GSoC openMP task scheduling Advice

2013-04-26 Thread guray.ozen
Hi,

I'm MSc High-Performance Computing student at Polytechnic University
of Catalonia(BarcelonaTech). I'm interesting openmp task scheduling
optimization or openmp 3.1 facility taskyield.

@For Task scheduling
I'm using mercurium compiler already at my university because the
compiler was developed by my university. In fact i'm working on
openACC integration at mercurium. However i haven't enough knowledge
nanos scheduler.

I read 3 articles that you recommend related task scheduling. Cilk and
work-first scheduling algorithms makes sense for me with cut-off
mechanism. I suppose cut-off mechanism will decide on run-time.

Now I'm trying to understand which task scheduler is better in some
cases at nanos scheduler
(https://pm.bsc.es/projects/nanox/wiki/UserManual/Schedule). I'll
analyze result with PARAVER profiling tool.

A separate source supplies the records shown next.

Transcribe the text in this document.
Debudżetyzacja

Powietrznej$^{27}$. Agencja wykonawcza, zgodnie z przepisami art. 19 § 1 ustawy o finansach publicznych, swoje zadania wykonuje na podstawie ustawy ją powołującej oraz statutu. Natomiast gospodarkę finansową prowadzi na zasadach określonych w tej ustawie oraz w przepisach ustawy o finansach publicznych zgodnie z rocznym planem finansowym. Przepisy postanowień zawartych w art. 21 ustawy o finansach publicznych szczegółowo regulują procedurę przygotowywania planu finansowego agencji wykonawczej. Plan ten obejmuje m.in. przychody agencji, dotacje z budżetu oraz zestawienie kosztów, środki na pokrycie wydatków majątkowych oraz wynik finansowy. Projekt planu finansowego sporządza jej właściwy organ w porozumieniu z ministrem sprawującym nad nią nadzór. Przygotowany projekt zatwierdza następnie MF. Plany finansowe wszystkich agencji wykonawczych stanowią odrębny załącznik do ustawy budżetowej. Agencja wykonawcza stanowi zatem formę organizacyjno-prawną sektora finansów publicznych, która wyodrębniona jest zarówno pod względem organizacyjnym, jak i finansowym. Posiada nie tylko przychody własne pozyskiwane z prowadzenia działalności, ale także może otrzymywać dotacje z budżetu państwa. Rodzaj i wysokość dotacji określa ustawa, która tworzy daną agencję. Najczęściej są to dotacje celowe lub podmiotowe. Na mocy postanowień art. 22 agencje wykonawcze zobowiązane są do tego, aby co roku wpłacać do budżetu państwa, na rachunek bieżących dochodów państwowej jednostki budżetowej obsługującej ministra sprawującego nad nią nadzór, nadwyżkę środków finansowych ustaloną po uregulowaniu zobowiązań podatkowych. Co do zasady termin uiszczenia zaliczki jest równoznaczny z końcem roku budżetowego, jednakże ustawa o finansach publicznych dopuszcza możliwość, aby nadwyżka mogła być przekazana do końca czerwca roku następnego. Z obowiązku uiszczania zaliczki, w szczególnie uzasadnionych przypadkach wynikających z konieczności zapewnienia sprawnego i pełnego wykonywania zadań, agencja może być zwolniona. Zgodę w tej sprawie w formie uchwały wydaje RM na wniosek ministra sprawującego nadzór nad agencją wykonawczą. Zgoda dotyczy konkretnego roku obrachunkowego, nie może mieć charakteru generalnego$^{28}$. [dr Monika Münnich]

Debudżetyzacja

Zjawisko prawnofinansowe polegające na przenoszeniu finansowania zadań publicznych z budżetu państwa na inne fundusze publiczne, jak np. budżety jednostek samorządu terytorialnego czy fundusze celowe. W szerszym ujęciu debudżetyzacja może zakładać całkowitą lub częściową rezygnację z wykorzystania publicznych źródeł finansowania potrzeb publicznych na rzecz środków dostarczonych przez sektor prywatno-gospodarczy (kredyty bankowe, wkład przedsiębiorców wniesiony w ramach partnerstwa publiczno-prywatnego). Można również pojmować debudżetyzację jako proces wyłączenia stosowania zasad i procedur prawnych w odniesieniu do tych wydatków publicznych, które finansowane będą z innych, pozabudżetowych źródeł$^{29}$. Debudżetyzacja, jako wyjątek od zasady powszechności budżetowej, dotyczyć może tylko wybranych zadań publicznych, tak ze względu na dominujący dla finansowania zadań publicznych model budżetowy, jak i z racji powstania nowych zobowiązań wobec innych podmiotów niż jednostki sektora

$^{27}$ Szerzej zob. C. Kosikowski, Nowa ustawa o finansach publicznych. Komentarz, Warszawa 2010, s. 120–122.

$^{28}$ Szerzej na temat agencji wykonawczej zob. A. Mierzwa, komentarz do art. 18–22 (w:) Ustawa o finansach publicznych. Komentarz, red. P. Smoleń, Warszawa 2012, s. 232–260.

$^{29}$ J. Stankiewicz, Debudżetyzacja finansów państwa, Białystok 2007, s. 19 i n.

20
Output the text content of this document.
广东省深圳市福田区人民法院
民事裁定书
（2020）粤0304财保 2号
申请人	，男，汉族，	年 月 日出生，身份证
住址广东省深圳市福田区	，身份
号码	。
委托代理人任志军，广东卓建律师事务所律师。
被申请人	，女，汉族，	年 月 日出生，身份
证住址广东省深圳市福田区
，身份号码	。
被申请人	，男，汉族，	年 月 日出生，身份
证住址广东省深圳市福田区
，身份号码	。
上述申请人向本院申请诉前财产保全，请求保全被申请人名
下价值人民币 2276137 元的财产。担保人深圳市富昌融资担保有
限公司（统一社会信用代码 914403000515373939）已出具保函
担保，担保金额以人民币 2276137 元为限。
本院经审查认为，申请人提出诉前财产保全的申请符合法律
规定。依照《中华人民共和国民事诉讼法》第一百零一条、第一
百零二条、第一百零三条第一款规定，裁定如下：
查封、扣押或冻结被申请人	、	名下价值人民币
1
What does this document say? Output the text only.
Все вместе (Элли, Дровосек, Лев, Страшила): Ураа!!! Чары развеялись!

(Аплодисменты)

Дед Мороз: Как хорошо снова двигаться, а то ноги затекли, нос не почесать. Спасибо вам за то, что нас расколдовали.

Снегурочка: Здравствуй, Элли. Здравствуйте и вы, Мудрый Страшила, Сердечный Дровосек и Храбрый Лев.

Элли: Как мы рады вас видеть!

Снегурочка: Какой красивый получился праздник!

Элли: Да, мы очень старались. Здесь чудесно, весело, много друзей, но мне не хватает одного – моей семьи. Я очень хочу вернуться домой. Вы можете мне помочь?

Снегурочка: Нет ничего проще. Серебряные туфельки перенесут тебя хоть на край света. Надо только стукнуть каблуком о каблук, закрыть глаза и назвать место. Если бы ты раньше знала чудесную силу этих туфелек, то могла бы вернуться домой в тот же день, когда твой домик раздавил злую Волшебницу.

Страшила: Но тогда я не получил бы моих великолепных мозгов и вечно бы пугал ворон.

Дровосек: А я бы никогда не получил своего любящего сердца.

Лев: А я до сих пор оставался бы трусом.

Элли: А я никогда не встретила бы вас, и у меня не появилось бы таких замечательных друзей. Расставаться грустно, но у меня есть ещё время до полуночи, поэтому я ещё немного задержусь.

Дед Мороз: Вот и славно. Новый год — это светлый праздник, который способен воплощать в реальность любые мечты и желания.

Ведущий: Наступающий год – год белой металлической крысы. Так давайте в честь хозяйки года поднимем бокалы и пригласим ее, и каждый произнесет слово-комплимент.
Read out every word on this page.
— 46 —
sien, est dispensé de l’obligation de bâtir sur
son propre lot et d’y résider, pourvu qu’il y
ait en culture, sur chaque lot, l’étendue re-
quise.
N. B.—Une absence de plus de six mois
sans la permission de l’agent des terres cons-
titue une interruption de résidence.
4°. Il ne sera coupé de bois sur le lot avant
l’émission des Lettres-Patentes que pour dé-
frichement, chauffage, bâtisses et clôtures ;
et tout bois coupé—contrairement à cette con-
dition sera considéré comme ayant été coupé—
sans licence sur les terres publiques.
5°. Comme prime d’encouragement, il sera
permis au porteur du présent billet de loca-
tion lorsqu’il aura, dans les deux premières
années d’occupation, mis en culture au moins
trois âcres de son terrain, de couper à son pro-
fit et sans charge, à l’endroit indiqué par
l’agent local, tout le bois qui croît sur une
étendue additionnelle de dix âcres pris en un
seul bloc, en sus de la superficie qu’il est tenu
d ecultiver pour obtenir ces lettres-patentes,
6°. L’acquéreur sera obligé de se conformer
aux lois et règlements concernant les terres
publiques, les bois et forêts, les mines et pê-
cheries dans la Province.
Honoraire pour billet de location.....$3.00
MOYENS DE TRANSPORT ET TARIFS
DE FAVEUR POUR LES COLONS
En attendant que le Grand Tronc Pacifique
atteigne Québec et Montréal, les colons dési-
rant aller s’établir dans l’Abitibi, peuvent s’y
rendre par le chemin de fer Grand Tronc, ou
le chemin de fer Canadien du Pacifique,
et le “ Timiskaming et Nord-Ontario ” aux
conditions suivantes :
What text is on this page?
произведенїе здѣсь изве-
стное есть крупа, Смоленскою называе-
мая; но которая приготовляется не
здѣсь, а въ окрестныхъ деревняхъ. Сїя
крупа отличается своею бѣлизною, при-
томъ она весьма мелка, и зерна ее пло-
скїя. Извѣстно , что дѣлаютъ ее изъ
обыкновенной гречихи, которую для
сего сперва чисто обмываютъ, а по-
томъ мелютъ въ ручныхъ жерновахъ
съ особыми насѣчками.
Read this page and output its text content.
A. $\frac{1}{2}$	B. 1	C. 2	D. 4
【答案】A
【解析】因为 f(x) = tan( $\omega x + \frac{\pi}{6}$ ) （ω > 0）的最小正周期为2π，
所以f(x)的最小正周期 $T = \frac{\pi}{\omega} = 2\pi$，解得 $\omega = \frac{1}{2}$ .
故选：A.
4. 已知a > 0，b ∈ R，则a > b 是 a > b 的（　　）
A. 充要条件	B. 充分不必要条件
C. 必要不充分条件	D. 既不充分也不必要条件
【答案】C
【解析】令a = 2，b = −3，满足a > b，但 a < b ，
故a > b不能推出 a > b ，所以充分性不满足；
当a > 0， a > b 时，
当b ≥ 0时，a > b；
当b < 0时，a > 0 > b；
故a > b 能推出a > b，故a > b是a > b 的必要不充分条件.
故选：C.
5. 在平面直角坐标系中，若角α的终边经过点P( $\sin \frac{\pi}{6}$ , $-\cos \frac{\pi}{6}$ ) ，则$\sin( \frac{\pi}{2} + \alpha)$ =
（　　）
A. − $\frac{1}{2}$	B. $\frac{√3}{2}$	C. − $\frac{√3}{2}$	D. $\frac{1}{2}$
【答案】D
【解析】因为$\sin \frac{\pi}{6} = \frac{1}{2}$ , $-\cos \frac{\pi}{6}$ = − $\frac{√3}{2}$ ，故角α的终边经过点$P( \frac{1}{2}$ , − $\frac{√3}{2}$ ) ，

However i am not sure for this topics. Should i develop a new
task-scheduler? otherwise should I optimize existing scheduler?


King regards,


Güray Özen
Polytechnic University of Catalonia


Re: GSoC openMP task scheduling Advice

2013-04-29 Thread guray.ozen
Dear All,

I'm trying to speed up the OpenMP implementation in GCC and Intel
compiler. I'm working on multisort because i thought it has too much
branches and i applied tree model task. I used Paraver and Extrae to
profile program After that, I executed them on a machine Minotauro
supercomputer in top500 with Intel Xeon E5649 E5649 (6-Core, each core
has 2 threads) a 2.53 GHz.

The following report shows the OpenMP in GCC scheduling vs Intel C Compiler
https://github.com/grypp/gcc-gsoc-taskscheduler/raw/master/report.pdf

And Here is my omp code
https://github.com/grypp/gcc-gsoc-taskscheduler/blob/master/multisort-omp.c

I thought gcc tasks/threads waiting too much on the idle than intel
compiler's threads.


In addition to I tried to profiling nanos task scheduler with
mercurium compiler. I used 3 scheduler types in nanos.  These're
respectively
-Work-First (WF)
-Breadth-First (BF)
-Cilk (CILK)

I run this program on computer has 12 processors. The following image
shows the trace of schedulers:
https://raw.github.com/grypp/gcc-gsoc-taskscheduler/master/nns.png

And Here is my ompss code
https://github.com/grypp/gcc-gsoc-taskscheduler/blob/master/multisort-ompss-tree.c

In addition to i got speed up interestingly breadth-first more than others.
Texecution times:
-Work-First (WF):  ~0.5
-Breadth-First (BF): ~0.22
-Cilk (CILK): ~0.49

I also read this mail
"http://gcc.gnu.org/ml/gcc/2011-04/msg00040.html";. I suppose lazy task
creatation algorithm was implemented on gcc. I do not know. I wonder?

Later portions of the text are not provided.